2.Distribuídos os autos ao Juízo Local Criminal de Lisboa – Juiz 11 e designadas datas para audiência de julgamento, vieram os arguidos apresentar contestação à acusação pública na qual, para além do mais, arrolaram testemunhas a inquirir, entre as quais figura BB, aí identificado como «Secretário da Sociedade e Diretor Jurídico da SS….SA».
3.Chamada a depor na sessão da audiência de julgamento de 09-07-2021, e tendo-lhe sido dado conhecimento do teor do parecer solicitado ao Conselho Regional da Ordem dos Advogados (no qual se conclui pela legitimidade da escusa), na sequência de questão suscitada pelos assistentes/demandantes[1], a referida testemunha pediu escusa do seu depoimento.

4.De seguida foi proferido o seguinte despacho:
«Tendo presente o parecer remetido pelo Conselho Regional da Ordem dos Advogados, a questão suscitada pelos assistentes/demandantes e após averiguações, nos termos do art.° 135° n° 2 do C.P.Penal, a escusa agora invocada pela testemunha parece ter fundamento.
Uma vez que a testemunha terá acompanhado o arguido, entendemos, no entanto, que tal depoimento sendo importante, não é absolutamente essencial à descoberta da verdade material e boa decisão da causa.
Pelo que e na perspetiva do Tribunal e perante informação prestada pelo Conselho Regional da Ordem dos Advogados, junto aos autos, o Tribunal na sua perspectiva, considera que será de prescindir do depoimento desta testemunha.
Notifique-se.»

5.Dele notificados, o MP e os assistentes/demandantes declararam nada terem a opor ou a requerer, tendo a defesa dos arguidos apresentado requerimento do seguinte teor:
«"A defesa entende o despacho que acaba de ser prolatado, mas sendo fundada a escusa da testemunha na jurisprudência unanime da Ordem dos Advogados, não podemos deixar de atender àquilo que é a jurisprudência unanime recente dos Tribunais superiores portugueses.
Citando a mero exemplo o acórdão do Tribunal da Relação de Lisboa de 3 de Março do corrente ano no processo 761/13.7TACBL:
"I - O segredo profissional não é um segredo absoluto, sem qualquer possibilidade de afastamento, mas as razões da sua existência impõem que, só excepcionalmente, possa ter lugar a quebra de tal segredo.
II - A imprescindibilidade do depoimento da testemunha sujeita a segredo profissional é elemento essencial na decisão sobre a quebra do segredo.
III - Estando em causa crimes de elevada gravidade (insolvência dolosa e falsificação de documento autêntico) e revelando-se o depoimento da Exma. advogada essencial para a descoberta da verdade material, deve ser reconhecido como preponderante o interesse da realização da justiça, que visa a protecção dos bens jurídicos e a descoberta da verdade material, interesse que deve assim ser acautelado, ficando secundarizados os interesses relativos à reserva profissional e que subjazem ao sigilo profissional.
IV - Impõe-se, pois, e legitimamente, a quebra do segredo profissional, já que a testemunha se encontra em situação privilegiada para contribuir para o cabal esclarecimento dos factos e boa decisão da causa, justificando-se assim que cesse o dever de segredo profissional da Ilustre Advogada e se abra caminho à sua colaboração na realização da Justiça, mediante a prestação do depoimento pretendido ) - fim de citação.
O que há-de a defesa significar a V.ª Ex.ª, que sendo fundada a escusa do Dr.
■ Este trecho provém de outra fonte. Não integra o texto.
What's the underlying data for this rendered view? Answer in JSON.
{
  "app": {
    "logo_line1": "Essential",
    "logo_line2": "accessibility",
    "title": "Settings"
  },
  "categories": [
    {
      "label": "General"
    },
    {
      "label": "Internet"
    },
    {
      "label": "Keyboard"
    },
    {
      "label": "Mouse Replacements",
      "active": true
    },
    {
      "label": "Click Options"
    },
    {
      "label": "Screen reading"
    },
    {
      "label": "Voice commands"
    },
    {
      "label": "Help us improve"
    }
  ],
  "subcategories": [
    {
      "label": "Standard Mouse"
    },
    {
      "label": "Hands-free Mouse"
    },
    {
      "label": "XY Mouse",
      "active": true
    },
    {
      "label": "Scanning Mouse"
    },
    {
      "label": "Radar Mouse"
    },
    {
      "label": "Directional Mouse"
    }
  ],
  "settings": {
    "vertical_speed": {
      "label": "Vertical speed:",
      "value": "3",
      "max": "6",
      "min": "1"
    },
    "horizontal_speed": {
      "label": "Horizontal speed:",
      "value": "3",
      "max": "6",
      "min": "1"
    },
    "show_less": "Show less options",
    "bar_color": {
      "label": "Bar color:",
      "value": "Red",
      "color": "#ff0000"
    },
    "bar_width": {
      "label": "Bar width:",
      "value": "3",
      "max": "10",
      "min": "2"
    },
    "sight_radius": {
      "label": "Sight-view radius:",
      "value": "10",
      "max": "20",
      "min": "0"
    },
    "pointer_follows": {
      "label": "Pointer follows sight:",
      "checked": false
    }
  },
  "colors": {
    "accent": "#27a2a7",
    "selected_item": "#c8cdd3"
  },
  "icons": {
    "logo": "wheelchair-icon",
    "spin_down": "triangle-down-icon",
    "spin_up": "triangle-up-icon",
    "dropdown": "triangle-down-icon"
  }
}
BB, põe-se uma questão de legitimidade dessa mesma escusa, ou seja, o Sr. Dr. arrima-se à posição da augusta Ordem dos Advogados, o que me parece legitimamente possível e admissível mas, na ponderação do interesse preponderante e estando nós a falar de factos que constituíam efectivamente conselho jurídico da testemunha aos arguidos, mas factos de que depende a possibilidade de determinar elementos objetivos e subjetivos dos tipos penais em questão.
Entende-se, mui respeitosamente a V.ª Ex.ª que melhor decidiria se ordenasse a quebra do segredo e, não acontecendo isso não havendo inversão deste depoimento, requer-se ao Tribunal que perante o Tribunal superior se dirima esta questão na medida em que como referi, tendo a defesa centrado a sua "power force " nesta mesma testemunha, prescindindo da maioria delas, não vê outra possibilidade de poder fazer prova perante este Tribunal, perante V.ª Ex.ª, de circunstâncias concretas de facto a que só a testemunha esteve presente, mais nenhuma testemunha esteve presente, mais ninguém esteve presente, factos que ouviu diretamente dos arguidos que só a testemunha ouviu, mais ninguém ouviu.
E, principalmente e mais importante de tudo a "ratio decidendi" do arguido pessoa singular e da arguida pessoa colectiva que se baseou precisamente no facto de só a testemunha ter conhecimento que foi o aconselhamento jurídico que a própria prestou.
Assim, sumariamente a para poder deixar de existir qualquer dúvida sobre o preenchimento do elemento subjectivo do tipo, o depoimento desta testemunha é fundamental e daí a preponderância de poder levar à quebra do respectivo segredo, nos estritos limites necessários à determinação do que acabo de circunscrever.
Por isso peço deferimento a este requerimento.".»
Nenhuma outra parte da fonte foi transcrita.